Percebe-se, portanto, que a Constituição Federal estabelece e direciona sua atividade por meio de políticas públicas para fomentar e incentivar o setor do agronegócio, podendo-se destacar no inciso I, do art. 187, que, expressamente, determina a necessidade de levar em consideração instrumentos fiscais.
Chegamos, então, ao ponto de convergência de nossas ponderações.
A tributação no Estado atual tem em geral a função de arrecadar, o que é inegável.
Todavia, isto não significa que toda e qualquer atividade, até mesmo por questão de igualdade, razoabilidade e capacidade contributiva, devem suportar a mesma forma de tributação.

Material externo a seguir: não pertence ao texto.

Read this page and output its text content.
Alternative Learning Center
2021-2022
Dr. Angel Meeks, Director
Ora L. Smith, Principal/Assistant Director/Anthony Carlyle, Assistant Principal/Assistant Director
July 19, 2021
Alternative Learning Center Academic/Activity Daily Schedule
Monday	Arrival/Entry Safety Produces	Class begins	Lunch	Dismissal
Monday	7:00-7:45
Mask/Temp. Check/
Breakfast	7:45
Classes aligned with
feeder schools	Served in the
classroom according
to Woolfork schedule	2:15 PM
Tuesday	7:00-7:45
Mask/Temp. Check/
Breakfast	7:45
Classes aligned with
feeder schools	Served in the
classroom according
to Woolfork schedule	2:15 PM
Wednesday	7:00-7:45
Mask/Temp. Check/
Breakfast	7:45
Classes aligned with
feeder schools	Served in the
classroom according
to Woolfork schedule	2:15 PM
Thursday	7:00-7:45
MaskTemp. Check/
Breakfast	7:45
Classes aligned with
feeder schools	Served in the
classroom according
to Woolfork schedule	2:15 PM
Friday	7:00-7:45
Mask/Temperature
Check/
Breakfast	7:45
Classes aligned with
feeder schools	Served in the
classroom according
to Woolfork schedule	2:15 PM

E quando se trata de segmento econômico que possui por essência concretizar direitos fundamentais basilares pautado pela dignidade da pessoa humana, e, por conseguinte, de vida digna e alimentação, não resta dúvida de que a tributação deve perseguir outras finalidades que fogem e muito da sanha arrecadatória.

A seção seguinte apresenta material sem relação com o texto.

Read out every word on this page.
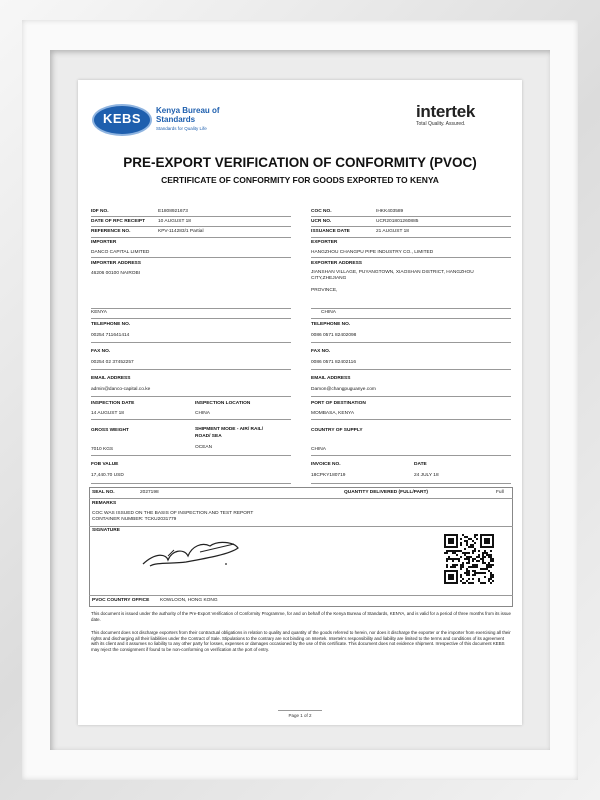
KEBS
Kenya Bureau of
Standards
Standards for Quality Life
intertek
Total Quality. Assured.
PRE-EXPORT VERIFICATION OF CONFORMITY (PVOC)
CERTIFICATE OF CONFORMITY FOR GOODS EXPORTED TO KENYA
IDF NO.	E1808921673
DATE OF RFC RECEIPT	10 AUGUST 18
REFERENCE NO.	KPV-114283/1 Partial
IMPORTER
DANCO CAPITAL LIMITED
IMPORTER ADDRESS
46206 00100 NAIROBI
KENYA
TELEPHONE NO.
00254 711641414
FAX NO.
00254 02 37452257
EMAIL ADDRESS
admin@danco-capital.co.ke
INSPECTION DATE
14 AUGUST 18
INSPECTION LOCATION
CHINA
GROSS WEIGHT	SHIPMENT MODE - AIR/ RAIL/
ROAD/ SEA
7010 KGS	OCEAN
FOB VALUE
17,440.70 USD
COC NO.	IHKK403589
UCR NO.	UCR201801260885
ISSUANCE DATE	21 AUGUST 18
EXPORTER
HANGZHOU CHANGPU PIPE INDUSTRY CO., LIMITED
EXPORTER ADDRESS
JIANSHAN VILLAGE, PUYANGTOWN, XIAOSHAN DISTRICT, HANGZHOU
CITY,ZHEJIANG
PROVINCE,
CHINA
TELEPHONE NO.
0086 0571 82402098
FAX NO.
0086 0571 82402116
EMAIL ADDRESS
Damon@changpuguanye.com
PORT OF DESTINATION
MOMBASA, KENYA
COUNTRY OF SUPPLY
CHINA
INVOICE NO.
18CPKY180719
DATE
24 JULY 18
SEAL NO.	2027198	QUANTITY DELIVERED (FULL/PART)	Full
REMARKS
COC WAS ISSUED ON THE BASIS OF INSPECTION AND TEST REPORT
CONTAINER NUMBER: TCKU2031779
SIGNATURE
PVOC COUNTRY OFFICE KOWLOON, HONG KONG
This document is issued under the authority of the Pre-Export Verification of Conformity Programme, for and on behalf of the Kenya Bureau of Standards, KENYA, and is valid for a period of three months from its issue date.
This document does not discharge exporters from their contractual obligations in relation to quality and quantity of the goods referred to herein, nor does it discharge the exporter or the importer from exercising all their rights and discharging all their liabilities under the Contract of Sale. Stipulations to the contrary are not binding on Intertek. Intertek's responsibility and liability are limited to the terms and conditions of its agreement with its client and it assumes no liability to any other party for losses, expenses or damages occasioned by the use of this certificate. This document does not evidence shipment. Irrespective of this document KEBS may reject the consignment if found to be non-conforming on verification at the port of entry.
Page 1 of 2
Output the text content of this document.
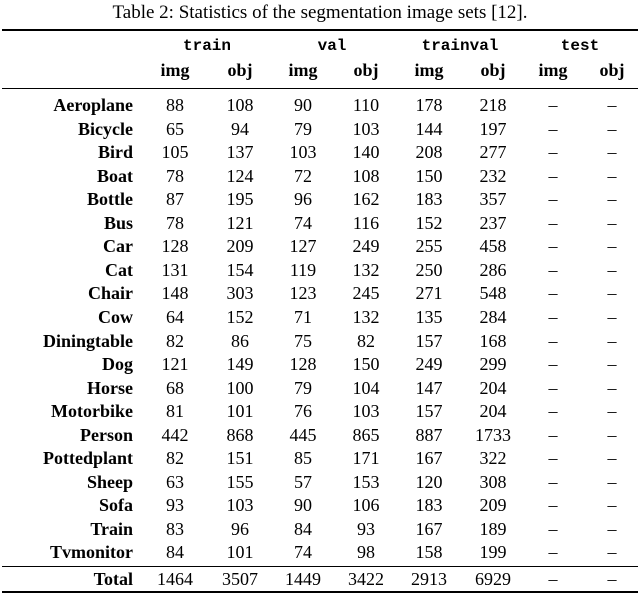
Table 2: Statistics of the segmentation image sets [12].
train	val	trainval	test
img	obj	img	obj	img	obj	img	obj
Aeroplane	88	108	90	110	178	218	–	–
Bicycle	65	94	79	103	144	197	–	–
Bird	105	137	103	140	208	277	–	–
Boat	78	124	72	108	150	232	–	–
Bottle	87	195	96	162	183	357	–	–
Bus	78	121	74	116	152	237	–	–
Car	128	209	127	249	255	458	–	–
Cat	131	154	119	132	250	286	–	–
Chair	148	303	123	245	271	548	–	–
Cow	64	152	71	132	135	284	–	–
Diningtable	82	86	75	82	157	168	–	–
Dog	121	149	128	150	249	299	–	–
Horse	68	100	79	104	147	204	–	–
Motorbike	81	101	76	103	157	204	–	–
Person	442	868	445	865	887	1733	–	–
Pottedplant	82	151	85	171	167	322	–	–
Sheep	63	155	57	153	120	308	–	–
Sofa	93	103	90	106	183	209	–	–
Train	83	96	84	93	167	189	–	–
Tvmonitor	84	101	74	98	158	199	–	–
Total	1464	3507	1449	3422	2913	6929	–	–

A tributação que deve ser mínima e simplificada, quando existente, deve buscar o fomento e incentivo do exercício desta atividade econômica, de alta representatividade no PIB brasileiro, a fim de produzir cada vez mais, com maior qualidade e tecnologia, visando não somente o desenvolvimento e estabilidade do setor, mas, sobretudo, concretizar efetivamente os direitos fundamentais elementares que estão voltados para a própria dignidade da pessoa humana e seu mínimo existencial.

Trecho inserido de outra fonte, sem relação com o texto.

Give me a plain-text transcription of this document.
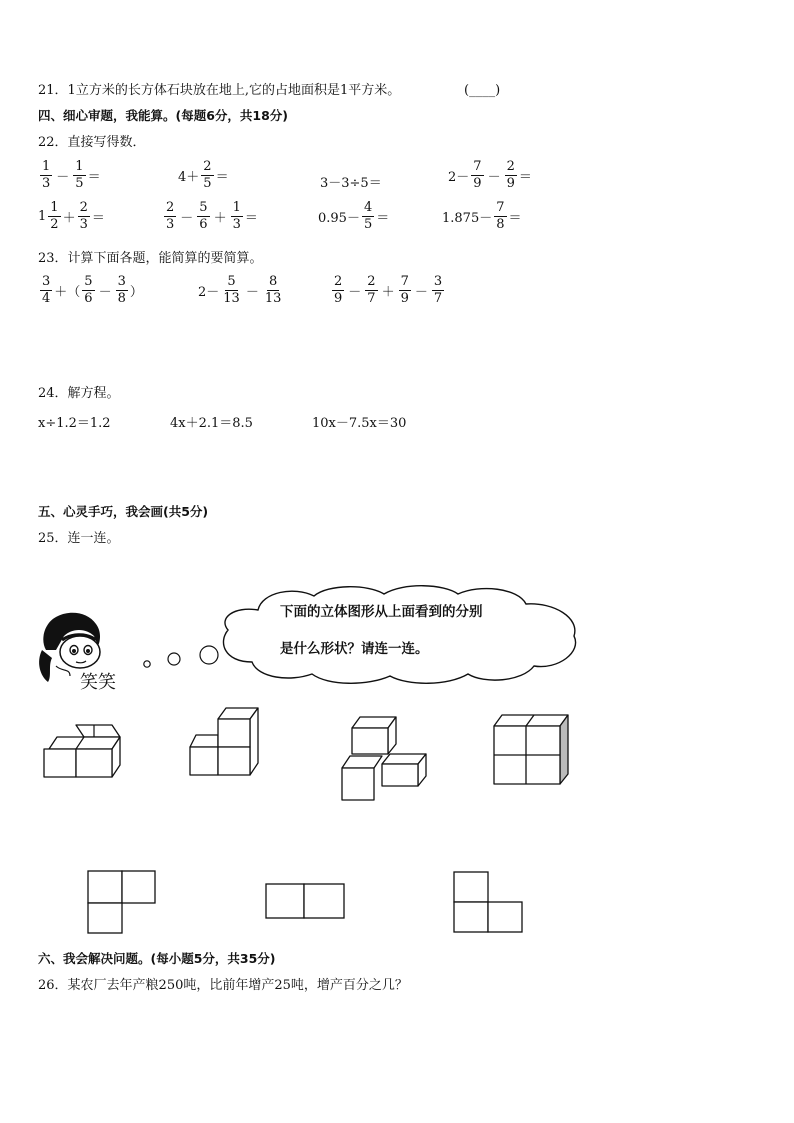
21．1立方米的长方体石块放在地上,它的占地面积是1平方米。	(____)
四、细心审题，我能算。(每题6分，共18分)
22．直接写得数．
$\frac{1}{3} - \frac{1}{5}$ ＝	$4+ \frac{2}{5}$ ＝	3－3÷5＝	$2- \frac{7}{9} - \frac{2}{9}$ ＝
$1 \frac{1}{2} + \frac{2}{3}$ ＝	$\frac{2}{3} - \frac{5}{6} + \frac{1}{3}$ ＝	$0.95- \frac{4}{5}$ ＝	$1.875- \frac{7}{8}$ ＝
23．计算下面各题，能简算的要简算。
$\frac{3}{4}$ ＋（ $\frac{5}{6} - \frac{3}{8}$ ）	$2- \frac{5}{13} - \frac{8}{13}$	$\frac{2}{9} - \frac{2}{7} + \frac{7}{9} - \frac{3}{7}$
24．解方程。
x÷1.2＝1.2	4x＋2.1＝8.5	10x－7.5x＝30
五、心灵手巧，我会画(共5分)
25．连一连。
笑笑
下面的立体图形从上面看到的分别
是什么形状？请连一连。
六、我会解决问题。(每小题5分，共35分)
26．某农厂去年产粮250吨，比前年增产25吨，增产百分之几？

Não deve, assim, a tributação ser instrumento que inviabiliza e dificulta o exercício das atividades econômicas voltadas para o agronegócio.
E mais, a interpretação e aplicação de leis que estabelecem formas diferenciadas de tributação, créditos, reduções de base de cálculo, alíquotas, entre outras medidas de fomento e incentivo de natureza fiscal, não devem ser feitas de forma restritiva, utilizando-se equivocadamente o artigo 111, do Código Tributário Nacional.
Ao contrário, tais medidas fiscais de fomento e incentivo ao setor do agronegócio devem receber interpretação a partir do texto constitucional que busque estabelecer a máxima efetividade dos direitos fundamentais que estão por detrás desta atividade, valendo-se, inclusive, de métodos hermenêuticos evolutivos, finalísticos e sistemáticos.
Daí ser possível afirmar que a tributação diferenciada que encontramos no setor do agronegócio em diversas legislações esparsas, tais como créditos presumidos e suspensão, não incidência e alíquota zero de PIS e Cofins, depreciação acelerada e incentivada quanto ao IRPJ/CSLL, compensação de prejuízos fiscais, diferimento e isenções de ICMS, não são privilégios, ao contrário, instrumentos fiscais de incentivo e fomento da mais relevante atividade econômica quando se trata de garantir e concretizar direitos fundamentais cravados na Constituição.
Ademais, se justificam por inúmeras peculiaridades e riscos apontados que o setor sofre, merecendo, assim, um tratamento jurídico específico e diferenciado, em cumprimento aos princípios elementares de igualdade, razoabilidade e capacidade contributiva.
Quiçá entendam as autoridades fiscais e demais aplicadores do Direito que tais legislações não estabelecem privilégios, sensibilizando da necessidade de uma interpretação que não seja restritiva, permitindo que tais instrumentos fiscais possam ser aplicados com plenitude a fim de fomentar o setor do agronegócio, em cumprimento do texto constitucional.
Da mesma forma, a título de política legislativa, diante das peculiaridades do setor e relevância jurídica, econômica e social, que se reestruture a partir do texto constitucional a forma de tributação do agronegócio, traçando os aspectos gerais a partir de uma Lei Complementar, como temos para o Simples Nacional. Certamente, seria uma medida que poderia fomentar de maneira mais adequada o setor, sobretudo, em matéria fiscal, além de gerar mais segurança jurídica.
[1] ARAUJO, Massilon J. Fundamentos do Agronegócio. 4. Ed. São Paulo: Atlas, 2013, p. 7-12.